No Vietnam chamaram-se aldeias estratégicas (2), na Guiné fez-se o reordenamento (3)... As razões para isso estão abaixo explanadas num documento do Com-Chefe, a que tivemos acesso através de um exemplar do arquivo do nosso camarada António Pimentel.
A. Marques Lopes.
Editor: vb.
Reprodução do documento:
INTRODUÇÃO (p. 1)
1. O problema de fundo de toda a manobra de contra-subversão é a conquista das populações. Na Guiné os argumentos sob os quais o PAIGC construiu a sua máquina subversiva e os objectivos que se propõe atingir, estão sendo anulados ou apropriados pela política prosseguida pelo Governo da Província, que se baseia no desenvolvimento sócio-económico da população em tempo útil.
A estagnação sócio-económica que se verificou no passado facilitou a tarefa inicial do PAIGC em ordem à mobilização subversiva. Contudo não foi ainda e não é a curto prazo possível no partido de Amílcar Cabral concretizar os programas de fomento que propagandeia, por não ter ainda a adesão da esmagadora maioria da população e por não ter estruturas e quadros que os ponha em prática, em tempo.
Por outro lado, em relação ao Governo da Província este esforço de fomento, no campo da manobra contra-subversiva, apresenta alguns aspectos favoráveis ao êxito:
- Reduzidas dimensões do território da Guiné, permitindo a rápida deslocação e que, com meios pouco vultuosos e dentro das possibilidades da Nação se desenvolva a manobra contra-subversiva pelo fomento.
- O baixo nível de vida dos países limítrofes possibilitando que uma sensível melhoria, provoque um contraste notável.
Como atrás foi dito, a conquista das populações pelo desenvolvimento sócio-económico, terá de fazer-se em tempo útil, “rapidamente e em força”, provocando o desiquilíbrio das populações indecisas e mesmo das controladas pelo IN, a favor da Causa portuguesa. As populações da Guiné apresentam-se extremamente receptivas e sensíveis às realizações que se traduzam numa melhoria visível da situação da Província.

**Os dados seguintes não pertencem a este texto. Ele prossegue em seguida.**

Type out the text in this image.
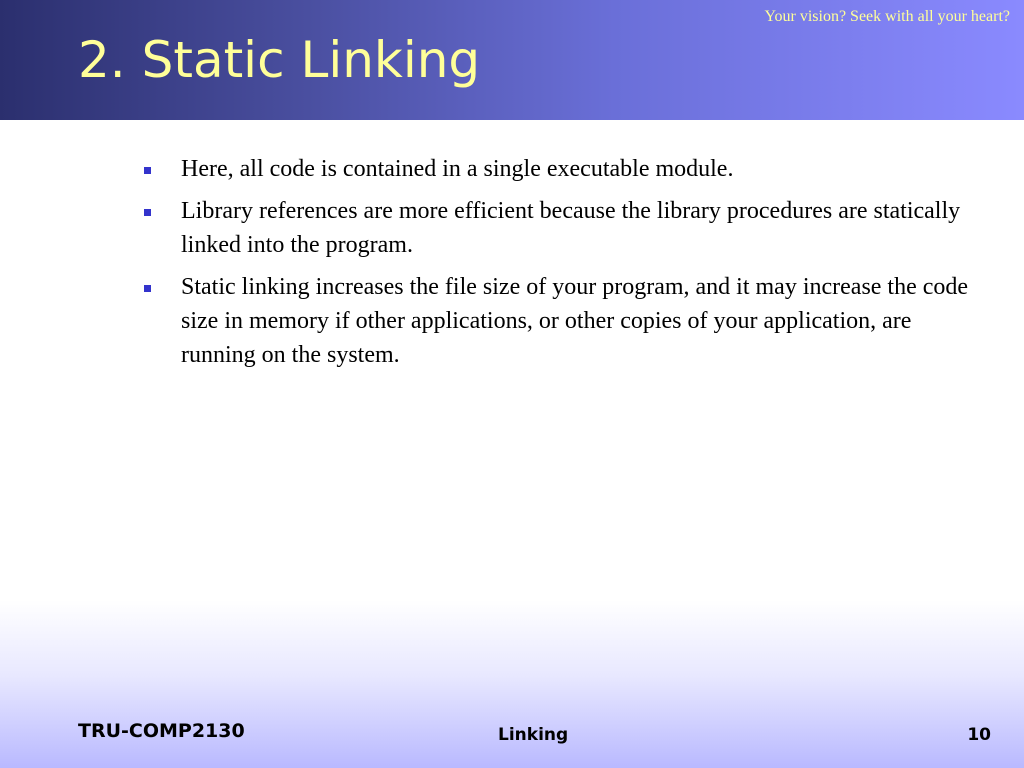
2. Static Linking
Your vision? Seek with all your heart?
Here, all code is contained in a single executable module.
Library references are more efficient because the library procedures are statically linked into the program.
Static linking increases the file size of your program, and it may increase the code size in memory if other applications, or other copies of your application, are running on the system.
TRU-COMP2130	Linking	10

Assim, a necessidade de aproveitar todos os meios disponíveis e a colaboração a que as Forças Armadas são chamadas a prestar.
2. Os reordenamentos são um meio de promoção, mesmo quando impostos pela evolução da manobra militar do IN. O desenvolvimento sócio-económico através deles, alcançar-se-á mais facilmente pela:
-Concentração populacional em menores espaços, permitindo auferir maiores benefícios colectivos.
-Maior economia de meios humanos e técnicos.
-O controle mais eficaz e adequado das populações, subtraindo-as à acção subversiva e impedindo qualquer ajuda que, eventualmente, pudessem dar ao IN.
-A defesa mais fácil, pela concentração, possibilitando a auto-defesa, a existência de destacamentos militares ou a integração do agregado em planos mais vastos de defesa.
PANORAMA DOS PRINCIPAIS GRUPOS ÉTNICOS (p. 2-3)
1. Podemos considerar que existem dois grandes grupos humanos na Guiné: islamizados e animistas. No primeiro grupo incluiremos os Fulas, Mandingas, Beafadas, Saracolés, Sossos e Panjadincas e no segundo, Balantas, Manjacos, Papeis, Felupes, Baiotes, Brames, Banhua e Bijagós.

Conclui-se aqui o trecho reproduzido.